Antonio: Sarebbe già molto. Sembra davvero che la nostra specie continui ad avanzare senza rendersi conto del fatto che siamo aggrappati a uno scoglio buio piantato nell’universo. Viviamo in una situazione di specie che è pazzesca e perseveriamo ad andare avanti in una macchina cieca, distruttiva. Sorprende che questo non venga fuori più spesso a livello narrativo. Credo che sia ancora una volta questione di rassicurazioni.

Anna: L’ultima domanda. Io ti credo un Dostoevskij del Duemila. Mi ami un po’ per questo?

Antonio: È impossibile non amare una persona che ti dice una cosa così.

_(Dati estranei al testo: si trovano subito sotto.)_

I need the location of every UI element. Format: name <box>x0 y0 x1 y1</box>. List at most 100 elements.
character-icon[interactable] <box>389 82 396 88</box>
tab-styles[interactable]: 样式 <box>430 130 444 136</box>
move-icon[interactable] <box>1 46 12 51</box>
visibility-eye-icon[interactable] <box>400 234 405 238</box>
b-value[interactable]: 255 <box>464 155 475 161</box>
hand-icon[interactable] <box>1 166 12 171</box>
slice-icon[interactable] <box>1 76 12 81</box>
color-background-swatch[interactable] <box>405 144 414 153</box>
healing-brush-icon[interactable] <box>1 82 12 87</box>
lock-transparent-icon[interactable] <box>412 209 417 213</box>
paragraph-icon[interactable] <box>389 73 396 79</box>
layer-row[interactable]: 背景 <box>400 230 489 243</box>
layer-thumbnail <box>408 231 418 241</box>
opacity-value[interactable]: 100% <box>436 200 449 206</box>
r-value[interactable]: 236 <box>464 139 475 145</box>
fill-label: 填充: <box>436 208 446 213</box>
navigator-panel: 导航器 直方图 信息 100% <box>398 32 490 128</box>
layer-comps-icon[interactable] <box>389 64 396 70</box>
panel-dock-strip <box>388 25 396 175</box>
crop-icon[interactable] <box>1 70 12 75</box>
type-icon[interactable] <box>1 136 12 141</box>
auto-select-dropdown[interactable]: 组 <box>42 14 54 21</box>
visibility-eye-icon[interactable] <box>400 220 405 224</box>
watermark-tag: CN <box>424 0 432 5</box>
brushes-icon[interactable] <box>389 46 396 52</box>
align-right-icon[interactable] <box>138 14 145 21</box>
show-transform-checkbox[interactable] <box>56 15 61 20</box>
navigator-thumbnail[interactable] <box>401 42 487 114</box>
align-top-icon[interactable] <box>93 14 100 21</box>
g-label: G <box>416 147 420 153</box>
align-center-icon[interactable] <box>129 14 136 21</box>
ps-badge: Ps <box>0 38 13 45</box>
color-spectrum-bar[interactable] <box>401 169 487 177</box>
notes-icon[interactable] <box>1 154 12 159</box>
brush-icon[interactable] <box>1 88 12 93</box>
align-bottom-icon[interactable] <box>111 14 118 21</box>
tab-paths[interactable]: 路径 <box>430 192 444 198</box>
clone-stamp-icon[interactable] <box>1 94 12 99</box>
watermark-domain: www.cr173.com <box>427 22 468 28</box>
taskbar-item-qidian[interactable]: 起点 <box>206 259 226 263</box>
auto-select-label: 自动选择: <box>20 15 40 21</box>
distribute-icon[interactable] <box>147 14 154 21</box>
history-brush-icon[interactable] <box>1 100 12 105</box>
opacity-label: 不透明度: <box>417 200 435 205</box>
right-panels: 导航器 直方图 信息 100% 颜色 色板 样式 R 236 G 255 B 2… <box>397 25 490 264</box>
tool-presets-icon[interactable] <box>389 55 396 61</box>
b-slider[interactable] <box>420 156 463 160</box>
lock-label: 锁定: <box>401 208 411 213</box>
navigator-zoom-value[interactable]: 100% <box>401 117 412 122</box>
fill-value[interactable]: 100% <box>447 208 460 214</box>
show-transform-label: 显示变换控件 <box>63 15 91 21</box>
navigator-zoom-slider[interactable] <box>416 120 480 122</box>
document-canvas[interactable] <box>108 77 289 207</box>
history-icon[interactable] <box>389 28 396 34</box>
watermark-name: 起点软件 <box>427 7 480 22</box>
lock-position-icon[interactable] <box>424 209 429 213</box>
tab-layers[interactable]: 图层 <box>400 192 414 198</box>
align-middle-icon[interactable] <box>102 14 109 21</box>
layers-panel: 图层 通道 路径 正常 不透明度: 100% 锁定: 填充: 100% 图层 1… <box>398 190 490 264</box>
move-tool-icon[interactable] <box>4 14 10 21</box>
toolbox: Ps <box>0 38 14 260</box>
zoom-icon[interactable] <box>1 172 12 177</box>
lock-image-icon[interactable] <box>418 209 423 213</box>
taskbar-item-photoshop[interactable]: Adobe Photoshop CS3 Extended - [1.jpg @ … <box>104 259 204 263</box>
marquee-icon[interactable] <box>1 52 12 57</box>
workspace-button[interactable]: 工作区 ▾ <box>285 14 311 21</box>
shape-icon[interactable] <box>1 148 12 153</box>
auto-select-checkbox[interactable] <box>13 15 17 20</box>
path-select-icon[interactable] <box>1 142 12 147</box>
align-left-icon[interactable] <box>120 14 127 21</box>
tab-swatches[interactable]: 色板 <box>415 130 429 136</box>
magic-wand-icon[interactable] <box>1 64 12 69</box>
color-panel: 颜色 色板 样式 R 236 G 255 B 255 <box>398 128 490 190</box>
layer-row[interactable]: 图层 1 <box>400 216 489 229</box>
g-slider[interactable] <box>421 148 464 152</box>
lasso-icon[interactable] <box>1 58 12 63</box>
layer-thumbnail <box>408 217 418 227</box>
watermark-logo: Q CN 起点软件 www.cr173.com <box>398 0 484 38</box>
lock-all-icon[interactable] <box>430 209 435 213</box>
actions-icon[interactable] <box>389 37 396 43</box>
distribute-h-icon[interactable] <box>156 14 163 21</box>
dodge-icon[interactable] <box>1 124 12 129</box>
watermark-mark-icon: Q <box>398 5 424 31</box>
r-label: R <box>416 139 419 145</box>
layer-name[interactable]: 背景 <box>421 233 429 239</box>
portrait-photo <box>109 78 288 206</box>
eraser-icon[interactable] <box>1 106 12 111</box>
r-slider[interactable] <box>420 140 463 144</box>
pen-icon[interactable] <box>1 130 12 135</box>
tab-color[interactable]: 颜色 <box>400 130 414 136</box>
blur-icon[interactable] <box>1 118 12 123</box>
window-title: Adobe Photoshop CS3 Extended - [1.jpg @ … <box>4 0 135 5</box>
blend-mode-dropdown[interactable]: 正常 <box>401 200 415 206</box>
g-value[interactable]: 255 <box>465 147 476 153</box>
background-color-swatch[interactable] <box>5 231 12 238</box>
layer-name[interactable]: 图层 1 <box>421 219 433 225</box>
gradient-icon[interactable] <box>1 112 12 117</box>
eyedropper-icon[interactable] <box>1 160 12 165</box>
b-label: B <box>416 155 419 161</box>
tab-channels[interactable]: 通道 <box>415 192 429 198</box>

Bibliografia delle opere di Antonio Moresco

Clandestinità, Bollati Boringhieri, Torino 1993
La cipolla, Bollati Boringhieri, 1995.
Lettere a nessuno, Bollati Boringhieri, 1997
Gli esordi, Feltrinelli, Milano 1998
La visione (con Carla Benedetti), KKP, Milano 1999.
Il vulcano, Bollati Boringhieri, Torino 1999
Storia d’amore e di specchi, Portofranco, L’Aquila 2000
La santa, Bollati Boringhieri 2000
Scrivere sul fronte occidentale, (a cura di Antonio Moresco e Dario Voltolini), Feltrinelli 2002
Canti del caos. Prima parte. Feltrinelli, Milano 2002
L’invasione, Rizzoli, Milano 2002
Canti del caos. Seconda parte Rizzoli, Milano 2003
***
Con interventi, saggi, brevi narrazioni, Antonio Moresco partecipa al progetto collettivo di Nazione Indiana.